US10286256B2

Movatterモバイル変換

Info

Publication number: US10286256B2
Application number: US16/046,445
Authority: US
Inventors: Dmitriy Davidovich Slobodnik
Original assignee: Individual
Current assignee: Individual
Priority date: 2016-01-27
Filing date: 2018-07-26
Publication date: 2019-05-14
Anticipated expiration: 2037-01-24
Also published as: EP3407983A4; WO2017131556A1; EP3407983A1; RU2620488C1; US20180369644A1; EP3407983B1; ES2894231T3

Abstract

The present invention relates to a weight exercise machine and training methods for development and strengthening of muscles and joints with exercises aimed for overcoming a counteracting force with or without measuring equipment, more specifically, to training devices and training methods with the eccentric phase of the training.

The weight exercise machine comprises a frame bearing a seat for a user, the seat fastened to the frame; a touch screen connected with a control unit for controlling training modes and monitoring training parameters; an actuator controlled by the control unit; and an interface interacting with the user. Thus, efficiency of weight training can be improved.

Description

CROSS-REFERENCE TO RELATED APPLICATIONS

This application is a continuation of International application PCT/RU2017/000029 filed on Jan. 24, 2017 which claims priority benefit to Russian patent application RU 2016102683 filed on Jan. 27, 2016. Each of these applications is hereby incorporated by reference for all purposes.

FIELD OF THE INVENTION

The present invention relates to training devices and training methods for development and strengthening of muscles and joints with exercises aimed for overcoming a counteracting force with or without measuring equipment, more specifically, to training devices and training methods with the eccentric phase of the training.
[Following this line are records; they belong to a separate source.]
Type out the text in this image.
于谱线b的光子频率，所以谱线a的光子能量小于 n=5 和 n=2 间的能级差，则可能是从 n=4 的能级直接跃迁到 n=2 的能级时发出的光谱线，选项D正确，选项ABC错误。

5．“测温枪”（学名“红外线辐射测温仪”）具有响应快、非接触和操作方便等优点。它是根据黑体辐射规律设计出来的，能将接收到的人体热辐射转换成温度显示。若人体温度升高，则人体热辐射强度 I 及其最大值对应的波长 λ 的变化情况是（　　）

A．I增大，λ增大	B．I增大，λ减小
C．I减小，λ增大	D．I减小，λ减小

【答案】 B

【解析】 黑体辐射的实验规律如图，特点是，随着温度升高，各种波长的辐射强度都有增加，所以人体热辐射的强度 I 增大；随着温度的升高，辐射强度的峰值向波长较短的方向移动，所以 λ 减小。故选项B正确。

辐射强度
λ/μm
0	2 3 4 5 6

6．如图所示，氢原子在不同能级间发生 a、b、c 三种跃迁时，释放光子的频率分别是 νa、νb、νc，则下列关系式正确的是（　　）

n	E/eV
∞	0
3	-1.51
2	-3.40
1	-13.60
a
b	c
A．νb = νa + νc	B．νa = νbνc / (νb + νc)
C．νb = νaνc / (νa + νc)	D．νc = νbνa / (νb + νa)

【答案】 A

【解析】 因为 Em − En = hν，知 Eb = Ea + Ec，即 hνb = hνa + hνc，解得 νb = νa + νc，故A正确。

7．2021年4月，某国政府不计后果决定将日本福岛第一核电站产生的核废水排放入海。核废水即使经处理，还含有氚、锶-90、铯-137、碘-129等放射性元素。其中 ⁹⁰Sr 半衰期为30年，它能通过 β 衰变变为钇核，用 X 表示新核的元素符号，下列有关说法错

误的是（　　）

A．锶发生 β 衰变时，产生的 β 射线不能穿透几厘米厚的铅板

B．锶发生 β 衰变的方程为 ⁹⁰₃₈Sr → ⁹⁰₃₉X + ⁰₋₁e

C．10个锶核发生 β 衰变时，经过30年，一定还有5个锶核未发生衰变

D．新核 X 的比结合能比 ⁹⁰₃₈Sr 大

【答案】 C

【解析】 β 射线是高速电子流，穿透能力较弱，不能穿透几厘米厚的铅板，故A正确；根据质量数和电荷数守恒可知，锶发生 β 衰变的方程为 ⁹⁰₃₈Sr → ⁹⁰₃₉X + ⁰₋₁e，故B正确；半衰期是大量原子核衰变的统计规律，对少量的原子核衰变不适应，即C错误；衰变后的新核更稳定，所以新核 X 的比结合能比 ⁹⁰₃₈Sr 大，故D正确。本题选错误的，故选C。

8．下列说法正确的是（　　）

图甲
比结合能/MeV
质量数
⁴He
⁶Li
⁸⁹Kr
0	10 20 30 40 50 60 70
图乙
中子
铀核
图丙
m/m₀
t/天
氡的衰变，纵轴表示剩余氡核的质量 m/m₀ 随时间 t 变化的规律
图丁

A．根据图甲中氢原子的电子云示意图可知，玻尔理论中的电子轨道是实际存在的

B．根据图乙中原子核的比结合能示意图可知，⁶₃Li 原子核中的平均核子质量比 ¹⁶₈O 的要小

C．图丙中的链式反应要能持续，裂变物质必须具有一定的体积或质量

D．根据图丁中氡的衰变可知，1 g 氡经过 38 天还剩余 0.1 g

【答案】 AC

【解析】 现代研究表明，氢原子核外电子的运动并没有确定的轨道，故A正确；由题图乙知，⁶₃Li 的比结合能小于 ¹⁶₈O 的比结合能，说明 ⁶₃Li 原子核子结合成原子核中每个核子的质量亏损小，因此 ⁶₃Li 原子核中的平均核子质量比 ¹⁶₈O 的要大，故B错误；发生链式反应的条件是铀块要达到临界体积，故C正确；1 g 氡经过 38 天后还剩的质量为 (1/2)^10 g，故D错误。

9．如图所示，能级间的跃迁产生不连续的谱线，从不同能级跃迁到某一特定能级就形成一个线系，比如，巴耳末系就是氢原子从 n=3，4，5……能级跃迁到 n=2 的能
BACKGROUND OF THE INVENTION

An eccentric phase of training is the phase when a tight muscle is stretched under load. By eccentric contraction the muscle-tendon complex stretches and absorbs the mechanical energy. An extensive eccentric training causes a number of muscle adaptations that are advantageous for after-workout recovery and sports events. Muscles can generate a significantly greater eccentric force in comparison with a concentric force. In the eccentric phase, the force is generated by both contractile elements of muscle fibers and by viscoelastic components of connective tissue. At the same time, by concentric contractions the force is generated only by contractile elements.

While performing high intensity eccentric exercises, the muscle mass is increased due to the growth of fiber width and the quantity of sarcomeres, mainly, fibers of the II type. In contrast to the traditional concentric training with weights, hypertrophy happens earlier at the eccentric training. Researchers have found that the muscle stretching in the eccentric phase stimulates muscle protein synthesis better than the concentric contraction does.

High intensity eccentric exercises provide a significant increase in strength that is higher than by concentric exercises. Current scientific data for trained sportsmen show that the eccentric exercises effectively increase the strength. Further, an explosive strength can be increased. Taking into account that the muscular fatigue can be incomplete in the concentric exercises, the usage of eccentric phase can lead to higher fatigue of motor units in the body and thus create an additional stimulus to hypertrophy.

Regular eccentric exercises can increase contractile part of a muscle without visual length increase. As a result, two important changes of a muscle function happen: the speed of contraction increases; the force peak is developed earlier. This enables better protection of joints by muscles against damages which can be caused by quick movements because muscles begin to contract earlier, thus increasing the control over a movement. It is one of the reasons to recommend eccentric exercises for prevention of injuries and for rehabilitation.

Eccentric exercises also require much lower level of oxygen consumption and stress on the cardiovascular system as well as lower level of perceived load for any level of the complexity of exercises. Therefore, it was proved that eccentric exercises were the perfect choice for elderly people and people suffering from cardiovascular collapse as the eccentric exercises help to build up muscles quickly and safely, and significantly decrease injury risks without overloading the cardiovascular system.

There exists still a need for improving efficiency of weight training and for providing an exercise machine for this.

SUMMARY OF THE INVENTION

It is an object of the present invention to improve efficiency of weight training.

The object is achieved by creating a weight exercise machine comprising:

an interface interacting with a user, the interface is movable along a first stroke path corresponding to stretching a target muscle or a group of muscles of the user, and a second stroke path corresponding to contracting the target muscle or the group of muscles of the user, and

a frame carrying:

- an actuator having a moving part coupled to the interface, wherein the interface receives a force from the actuator, and
- a control unit for controlling the actuator such that,

when moving along the first stroke path, the interface opposes the force applied by the user while,

when moving along the second stroke path, the interface aids the user by creating a force sufficient for allowing the interface to move, at least partially, along the second stroke path without applying a muscle force of the user to the interface.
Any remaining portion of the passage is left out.